At the time, he’d pictured that someone being Padmé, because she was his wife and they loved each other. Seeing her in pain was an agony Anakin could not bear thinking about. 

Now though, he says it could lead to someone getting hurt, and all the only thing he can picture is his master as he is now, lying in a healing bed after a battle with MagnaGuards, clearly favoring his right side and looking at Anakin as if–as if he’s wounded him.

“I need to tell the Council,” Anakin tells him quietly. “So that this isn’t a vulnerability. So no one can find out and use it against me, because I love the Republic and I love the Jedi and I want to make it that much harder for some enemy of the both of them to use me to hurt who--what I love.”

Obi-Wan blinks at him, and then his eyes cut away. His shoulders slump down suddenly, as if his strings have been cut.

Suddenly, he looks worn and old and tired. Anakin should end the comm call and let him rest. But Anakin’s never hung up on his master before, isn’t quite sure he can convince his body to do so.

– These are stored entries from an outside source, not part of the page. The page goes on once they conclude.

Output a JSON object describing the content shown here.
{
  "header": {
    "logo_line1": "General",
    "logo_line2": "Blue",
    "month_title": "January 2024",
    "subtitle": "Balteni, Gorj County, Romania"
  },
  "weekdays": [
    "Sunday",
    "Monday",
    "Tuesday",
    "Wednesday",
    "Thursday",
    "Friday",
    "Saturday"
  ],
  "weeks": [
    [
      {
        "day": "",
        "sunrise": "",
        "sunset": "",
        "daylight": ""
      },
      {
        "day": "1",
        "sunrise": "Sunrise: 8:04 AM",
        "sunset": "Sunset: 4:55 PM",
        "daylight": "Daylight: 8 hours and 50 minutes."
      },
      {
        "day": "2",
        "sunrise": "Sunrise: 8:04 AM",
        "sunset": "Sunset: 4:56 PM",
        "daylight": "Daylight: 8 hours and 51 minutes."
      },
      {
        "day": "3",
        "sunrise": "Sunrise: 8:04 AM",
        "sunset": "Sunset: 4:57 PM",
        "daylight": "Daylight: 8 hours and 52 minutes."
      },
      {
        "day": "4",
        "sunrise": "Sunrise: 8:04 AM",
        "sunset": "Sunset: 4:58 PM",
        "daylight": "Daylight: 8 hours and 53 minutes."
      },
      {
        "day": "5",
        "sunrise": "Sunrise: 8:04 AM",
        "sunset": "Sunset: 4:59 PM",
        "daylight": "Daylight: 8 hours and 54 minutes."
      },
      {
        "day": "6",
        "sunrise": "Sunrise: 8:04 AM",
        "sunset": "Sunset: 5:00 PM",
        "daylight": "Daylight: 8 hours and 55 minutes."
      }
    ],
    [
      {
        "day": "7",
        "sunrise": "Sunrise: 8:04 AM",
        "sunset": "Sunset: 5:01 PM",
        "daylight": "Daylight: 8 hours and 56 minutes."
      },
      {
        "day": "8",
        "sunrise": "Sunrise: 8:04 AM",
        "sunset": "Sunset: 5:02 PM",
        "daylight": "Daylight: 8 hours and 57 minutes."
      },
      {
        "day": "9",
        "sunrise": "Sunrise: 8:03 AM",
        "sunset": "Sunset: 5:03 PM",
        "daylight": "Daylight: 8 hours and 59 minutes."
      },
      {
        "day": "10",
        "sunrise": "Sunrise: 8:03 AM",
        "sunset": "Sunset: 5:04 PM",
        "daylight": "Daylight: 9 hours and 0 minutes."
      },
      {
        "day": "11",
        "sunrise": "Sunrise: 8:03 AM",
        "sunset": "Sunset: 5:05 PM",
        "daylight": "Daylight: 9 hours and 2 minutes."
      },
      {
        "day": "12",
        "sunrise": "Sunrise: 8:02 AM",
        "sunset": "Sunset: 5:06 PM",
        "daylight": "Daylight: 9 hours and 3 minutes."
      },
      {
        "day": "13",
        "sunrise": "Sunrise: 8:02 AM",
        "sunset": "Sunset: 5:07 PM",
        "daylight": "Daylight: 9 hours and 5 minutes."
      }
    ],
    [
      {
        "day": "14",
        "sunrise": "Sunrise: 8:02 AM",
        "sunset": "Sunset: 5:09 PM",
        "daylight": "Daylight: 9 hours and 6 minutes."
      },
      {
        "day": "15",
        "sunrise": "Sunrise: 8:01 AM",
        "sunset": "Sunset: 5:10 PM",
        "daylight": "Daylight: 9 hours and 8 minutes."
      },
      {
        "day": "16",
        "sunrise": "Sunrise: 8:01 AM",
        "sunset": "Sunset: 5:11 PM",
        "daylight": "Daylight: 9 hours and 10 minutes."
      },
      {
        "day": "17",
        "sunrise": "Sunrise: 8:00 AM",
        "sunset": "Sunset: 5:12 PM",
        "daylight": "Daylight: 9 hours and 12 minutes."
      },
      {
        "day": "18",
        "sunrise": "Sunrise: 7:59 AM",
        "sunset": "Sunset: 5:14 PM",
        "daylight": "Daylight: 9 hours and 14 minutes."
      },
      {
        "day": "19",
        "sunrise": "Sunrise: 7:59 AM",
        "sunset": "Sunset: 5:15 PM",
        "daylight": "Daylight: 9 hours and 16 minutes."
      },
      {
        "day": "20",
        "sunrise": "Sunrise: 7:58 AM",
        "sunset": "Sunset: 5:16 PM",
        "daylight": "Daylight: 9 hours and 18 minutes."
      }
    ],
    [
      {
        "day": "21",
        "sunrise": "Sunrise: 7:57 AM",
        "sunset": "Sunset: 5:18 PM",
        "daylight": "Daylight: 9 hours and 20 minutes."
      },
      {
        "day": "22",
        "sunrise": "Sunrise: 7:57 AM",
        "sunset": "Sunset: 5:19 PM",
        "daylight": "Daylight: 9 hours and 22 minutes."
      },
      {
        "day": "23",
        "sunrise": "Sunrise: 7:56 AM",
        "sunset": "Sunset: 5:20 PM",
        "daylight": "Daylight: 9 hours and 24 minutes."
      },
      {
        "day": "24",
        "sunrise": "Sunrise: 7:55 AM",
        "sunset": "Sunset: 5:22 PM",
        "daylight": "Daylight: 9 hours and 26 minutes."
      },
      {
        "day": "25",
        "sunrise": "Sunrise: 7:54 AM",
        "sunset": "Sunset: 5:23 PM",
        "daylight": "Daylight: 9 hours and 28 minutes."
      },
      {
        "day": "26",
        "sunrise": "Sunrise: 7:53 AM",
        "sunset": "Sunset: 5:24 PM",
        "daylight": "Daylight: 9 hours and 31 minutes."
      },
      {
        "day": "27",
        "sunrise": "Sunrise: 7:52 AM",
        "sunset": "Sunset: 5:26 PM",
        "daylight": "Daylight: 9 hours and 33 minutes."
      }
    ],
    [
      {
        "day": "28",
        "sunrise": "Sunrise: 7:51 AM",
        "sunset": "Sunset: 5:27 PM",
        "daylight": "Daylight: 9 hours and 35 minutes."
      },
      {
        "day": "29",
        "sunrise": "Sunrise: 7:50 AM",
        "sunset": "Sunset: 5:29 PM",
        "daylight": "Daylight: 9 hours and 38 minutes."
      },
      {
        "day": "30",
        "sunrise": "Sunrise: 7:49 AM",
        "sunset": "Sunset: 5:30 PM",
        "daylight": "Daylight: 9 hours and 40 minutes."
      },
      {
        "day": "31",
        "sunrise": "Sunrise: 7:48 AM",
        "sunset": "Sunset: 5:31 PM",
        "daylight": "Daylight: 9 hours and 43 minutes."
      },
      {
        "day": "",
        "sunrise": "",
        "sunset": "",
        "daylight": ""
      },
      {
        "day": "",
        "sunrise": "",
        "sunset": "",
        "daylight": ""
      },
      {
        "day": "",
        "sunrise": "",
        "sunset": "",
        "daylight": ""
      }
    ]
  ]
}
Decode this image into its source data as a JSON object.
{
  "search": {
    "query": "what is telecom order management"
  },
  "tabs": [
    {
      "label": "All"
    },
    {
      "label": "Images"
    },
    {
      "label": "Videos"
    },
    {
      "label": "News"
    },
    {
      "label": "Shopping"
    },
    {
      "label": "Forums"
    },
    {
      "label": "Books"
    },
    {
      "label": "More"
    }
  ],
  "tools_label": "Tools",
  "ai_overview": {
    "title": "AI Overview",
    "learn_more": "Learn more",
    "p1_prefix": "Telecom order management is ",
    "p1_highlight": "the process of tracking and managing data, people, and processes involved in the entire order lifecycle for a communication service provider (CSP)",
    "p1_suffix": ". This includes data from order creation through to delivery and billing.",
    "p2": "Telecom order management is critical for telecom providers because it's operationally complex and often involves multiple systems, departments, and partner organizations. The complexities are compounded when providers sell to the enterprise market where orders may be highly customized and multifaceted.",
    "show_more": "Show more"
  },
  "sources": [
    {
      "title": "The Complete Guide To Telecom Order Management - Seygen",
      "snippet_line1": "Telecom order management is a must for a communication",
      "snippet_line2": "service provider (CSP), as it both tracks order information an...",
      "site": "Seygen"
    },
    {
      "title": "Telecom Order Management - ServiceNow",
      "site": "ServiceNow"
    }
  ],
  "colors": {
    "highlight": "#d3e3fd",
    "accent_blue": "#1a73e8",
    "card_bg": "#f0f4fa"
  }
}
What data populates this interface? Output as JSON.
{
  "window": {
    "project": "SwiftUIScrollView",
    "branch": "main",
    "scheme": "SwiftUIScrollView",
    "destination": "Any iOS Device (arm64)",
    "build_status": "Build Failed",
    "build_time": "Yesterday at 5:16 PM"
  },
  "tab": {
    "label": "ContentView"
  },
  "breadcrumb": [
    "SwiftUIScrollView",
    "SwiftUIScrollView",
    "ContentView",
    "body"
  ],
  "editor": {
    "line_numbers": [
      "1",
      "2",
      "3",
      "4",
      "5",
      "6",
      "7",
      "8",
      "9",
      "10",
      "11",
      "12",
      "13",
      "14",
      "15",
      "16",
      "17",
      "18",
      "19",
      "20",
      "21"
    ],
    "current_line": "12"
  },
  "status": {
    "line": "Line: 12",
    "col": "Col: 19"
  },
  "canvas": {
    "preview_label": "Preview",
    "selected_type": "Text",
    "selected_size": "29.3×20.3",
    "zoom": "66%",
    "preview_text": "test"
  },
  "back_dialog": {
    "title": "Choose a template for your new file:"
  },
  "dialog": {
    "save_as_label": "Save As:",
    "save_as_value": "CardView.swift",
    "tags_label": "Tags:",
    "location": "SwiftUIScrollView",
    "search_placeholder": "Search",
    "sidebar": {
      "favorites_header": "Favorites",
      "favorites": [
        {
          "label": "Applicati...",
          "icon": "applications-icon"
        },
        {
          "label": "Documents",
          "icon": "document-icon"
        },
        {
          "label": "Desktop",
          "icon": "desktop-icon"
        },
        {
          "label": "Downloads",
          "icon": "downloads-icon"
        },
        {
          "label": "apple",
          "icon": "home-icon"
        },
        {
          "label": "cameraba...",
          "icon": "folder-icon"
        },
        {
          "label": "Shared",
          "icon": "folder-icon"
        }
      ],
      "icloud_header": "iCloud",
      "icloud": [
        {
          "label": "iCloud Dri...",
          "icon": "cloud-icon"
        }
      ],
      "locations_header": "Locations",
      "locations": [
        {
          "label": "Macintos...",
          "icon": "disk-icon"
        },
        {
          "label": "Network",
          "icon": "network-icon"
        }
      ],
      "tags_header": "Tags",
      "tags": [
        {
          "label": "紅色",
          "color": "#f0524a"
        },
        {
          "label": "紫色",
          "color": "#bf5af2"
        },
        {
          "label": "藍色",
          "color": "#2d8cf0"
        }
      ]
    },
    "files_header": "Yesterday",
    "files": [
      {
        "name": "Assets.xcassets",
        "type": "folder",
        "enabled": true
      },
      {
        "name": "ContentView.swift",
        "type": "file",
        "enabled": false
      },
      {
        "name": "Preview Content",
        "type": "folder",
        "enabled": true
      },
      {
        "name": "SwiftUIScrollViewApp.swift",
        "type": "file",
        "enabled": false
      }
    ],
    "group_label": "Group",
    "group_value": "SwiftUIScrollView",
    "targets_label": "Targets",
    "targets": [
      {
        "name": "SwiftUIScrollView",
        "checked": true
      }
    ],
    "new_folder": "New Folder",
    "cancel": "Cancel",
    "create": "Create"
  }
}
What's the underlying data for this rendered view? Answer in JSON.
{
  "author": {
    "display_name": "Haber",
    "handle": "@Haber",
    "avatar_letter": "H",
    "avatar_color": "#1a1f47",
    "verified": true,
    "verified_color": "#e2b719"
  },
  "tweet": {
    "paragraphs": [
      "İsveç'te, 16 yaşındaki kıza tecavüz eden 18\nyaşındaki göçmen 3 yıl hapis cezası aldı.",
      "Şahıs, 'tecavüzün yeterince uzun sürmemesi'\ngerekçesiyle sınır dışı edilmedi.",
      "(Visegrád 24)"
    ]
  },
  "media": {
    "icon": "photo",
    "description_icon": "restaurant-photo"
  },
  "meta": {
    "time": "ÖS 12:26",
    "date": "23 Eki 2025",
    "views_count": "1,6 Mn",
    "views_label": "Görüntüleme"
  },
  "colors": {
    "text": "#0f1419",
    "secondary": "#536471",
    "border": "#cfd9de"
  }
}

And he doesn’t look angry anymore. His lips have softened into a slight frown, but his eyebrows have relaxed. “And you love her,” he says, a very strange note in his tone.

Anakin nods, studying his master’s face intently. He should end the comm call, but his master doesn’t look angry. He looks resigned, and that means—if Anakin pushes more, if Anakin does not relent, then he will get his way.

It’s suddenly the most important thing in the galaxy, that he walk away from this conversation with Obi-Wan’s support.

“You would leave the Order at the end of the war? To be with her.” 

His master must think his hands are outside of the comm’s lens angle, because they fall to his lap as he begins to tug at every one of his fingers.

Anakin isn’t sure what leaving the Order has to do with anything, given that he’s fairly confident that if he wins the war for the Jedi, they’re not going to kick him out—wife or no wife. And there’s not really a future for him that involves being anything other than a Jedi by Obi-Wan’s side, lightsaber a calming weight on his hip.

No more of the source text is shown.